Lambda Alternatives and Lock-in
- 🚪Other clouds offer similar services with different names, including Google Cloud Functions, Azure Functions, and IBM OpenWhisk. Also if you are running Kubernetes another Lambda alternative is OpenFaaS
Lambda Gotchas and Limitations
- 🔸Testing Lambdas, locally and remotely, can be a challenge. Several tools are available to make this easier, including the officially supported SAM Local.
- 🔸Managing lots of Lambda functions is a workflow challenge, and tooling to manage Lambda deployments is still immature.
- 🔸AWS’ official workflow around managing function versioning and aliases is painful. One option is to avoid Lambda versioning by abstracting your deployment workflow outside of Lambda. One way this can be accomplished is by deploying your application in successive stages, with a distinct AWS account per stage, where each account only needs to be aware of the latest version, and rollbacks and updates are handled by external tooling.
- 🔸As of Oct 2017, the minimum charge for a Lambda invocation is 100ms, so there is no cost-benefit to reducing your run time below that.
- 🔸While adding/removing S3 buckets as triggers for Lambda function, this error may occur: "There was an error creating the trigger: Configuration is ambiguously defined. Cannot have overlapping suffixes in two rules if the prefixes are overlapping for the same event type." In this case, you can manually remove the Lambda event in the "Events" tab in the "Properties" section of the S3 bucket.
- 🔸Managing the size of your deployment artifact can be a challenge, especially if using Java. Options to mitigate this include proguard and loading dependencies at runtime into /tmp.
- When using DynamoDB as a trigger for your Lambda functions, this error may occur: "PROBLEM: internal Lambda error. Please contact Lambda customer support." This usually just means that Lambda can't detect anything in the DynamoDB stream within the last 48 hours. If the issue persists, deleting and recreating your trigger may help.
- 🔸If your lambda needs access to resources in a VPC (for example ElastiCache or RDS), it will need to be deployed within it. This will increase cold-start times as an Elastic Network Interface (ENI) will have to be registered within the VPC for each concurrent function. AWS also has a relatively low initial limit (350) on the number ENI's that can be created within an VPC, however this can be increased to the 1000s if a good case is made to AWS support.
- 🔸 Lambda has several resource limits as of 2017-06:
- A 6MB request or response payload size.
- A 50 MB limit on the compressed .zip/.jar file deployment package size.
- A 250 MB limit on the code/dependencies in the package before compression.

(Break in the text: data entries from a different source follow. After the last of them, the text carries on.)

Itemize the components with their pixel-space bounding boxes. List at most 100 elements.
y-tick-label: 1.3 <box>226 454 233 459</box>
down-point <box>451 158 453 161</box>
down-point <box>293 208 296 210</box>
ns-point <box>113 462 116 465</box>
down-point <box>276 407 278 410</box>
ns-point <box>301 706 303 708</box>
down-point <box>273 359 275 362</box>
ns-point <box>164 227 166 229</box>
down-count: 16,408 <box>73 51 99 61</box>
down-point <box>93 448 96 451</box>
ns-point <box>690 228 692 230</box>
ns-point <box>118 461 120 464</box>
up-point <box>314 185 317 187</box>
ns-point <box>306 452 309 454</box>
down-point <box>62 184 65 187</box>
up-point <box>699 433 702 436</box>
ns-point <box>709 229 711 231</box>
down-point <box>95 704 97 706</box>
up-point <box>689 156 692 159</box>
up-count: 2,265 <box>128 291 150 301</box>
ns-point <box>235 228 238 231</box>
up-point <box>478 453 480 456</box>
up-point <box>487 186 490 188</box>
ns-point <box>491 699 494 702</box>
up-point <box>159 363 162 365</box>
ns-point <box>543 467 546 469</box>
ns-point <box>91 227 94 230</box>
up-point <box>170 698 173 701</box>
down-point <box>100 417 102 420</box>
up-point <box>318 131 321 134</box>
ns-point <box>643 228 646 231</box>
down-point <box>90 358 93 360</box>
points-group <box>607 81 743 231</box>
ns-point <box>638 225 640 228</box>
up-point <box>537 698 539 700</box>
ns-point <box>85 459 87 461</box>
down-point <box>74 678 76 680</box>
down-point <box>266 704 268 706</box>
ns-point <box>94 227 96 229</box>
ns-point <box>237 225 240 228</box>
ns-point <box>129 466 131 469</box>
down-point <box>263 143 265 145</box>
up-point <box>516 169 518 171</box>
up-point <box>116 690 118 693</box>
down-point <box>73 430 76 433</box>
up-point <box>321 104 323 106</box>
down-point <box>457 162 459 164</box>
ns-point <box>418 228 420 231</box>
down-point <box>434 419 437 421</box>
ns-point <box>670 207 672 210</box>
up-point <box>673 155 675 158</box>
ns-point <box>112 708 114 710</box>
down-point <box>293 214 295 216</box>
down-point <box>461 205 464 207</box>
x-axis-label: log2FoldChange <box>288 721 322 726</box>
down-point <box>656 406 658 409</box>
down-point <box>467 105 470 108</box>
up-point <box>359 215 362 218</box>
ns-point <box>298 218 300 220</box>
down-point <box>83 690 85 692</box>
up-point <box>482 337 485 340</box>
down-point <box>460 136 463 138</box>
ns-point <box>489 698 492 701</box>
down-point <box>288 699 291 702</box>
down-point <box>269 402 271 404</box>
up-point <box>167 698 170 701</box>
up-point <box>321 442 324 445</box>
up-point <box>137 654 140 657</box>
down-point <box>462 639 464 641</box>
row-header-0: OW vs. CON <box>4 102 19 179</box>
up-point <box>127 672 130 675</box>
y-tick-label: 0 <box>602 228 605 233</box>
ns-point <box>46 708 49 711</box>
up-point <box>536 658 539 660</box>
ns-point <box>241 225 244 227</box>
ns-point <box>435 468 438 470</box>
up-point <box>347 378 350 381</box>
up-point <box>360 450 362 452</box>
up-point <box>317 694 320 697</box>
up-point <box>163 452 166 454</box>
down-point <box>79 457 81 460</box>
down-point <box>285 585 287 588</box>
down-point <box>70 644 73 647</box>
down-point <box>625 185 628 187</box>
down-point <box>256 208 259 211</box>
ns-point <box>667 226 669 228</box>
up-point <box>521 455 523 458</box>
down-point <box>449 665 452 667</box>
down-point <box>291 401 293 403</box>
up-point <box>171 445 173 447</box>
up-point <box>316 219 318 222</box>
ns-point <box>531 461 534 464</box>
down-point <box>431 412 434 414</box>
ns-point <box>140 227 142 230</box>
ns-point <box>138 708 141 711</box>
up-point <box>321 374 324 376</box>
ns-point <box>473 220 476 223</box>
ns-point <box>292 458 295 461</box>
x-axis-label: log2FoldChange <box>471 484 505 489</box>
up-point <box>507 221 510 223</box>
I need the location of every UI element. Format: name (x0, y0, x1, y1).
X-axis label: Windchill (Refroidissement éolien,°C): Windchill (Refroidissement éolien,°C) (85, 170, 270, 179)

- A 500 MB limit on local storage in /tmp.
Lambda Code Samples
- Fan-out is an example of using Lambda to “fan-out” or copy data from one service, in this case Kinesis, to multiple other AWS data services. Destinations for fan-out data in the sample include IoT, SQS and more.
- This AWS limit monitor using Lambdas shows use of multiple Lambdas for monitoring.
- This Lambda ECS Worker Pattern shows use of Lambda in a workflow where data from S3 is picked up by the Lambda, pushed to a queue, then sent to ECS for more processing.
- The Secure Pet Store is a sample Java application which uses Lambda and API Gateway with Cognito (for user identity).
- aws-lambda-list is a list of "hopefully useful AWS lambdas and lambda-related resources". Quite a few code samples here; as usual, not guaranteed tested. Caveat Emptor.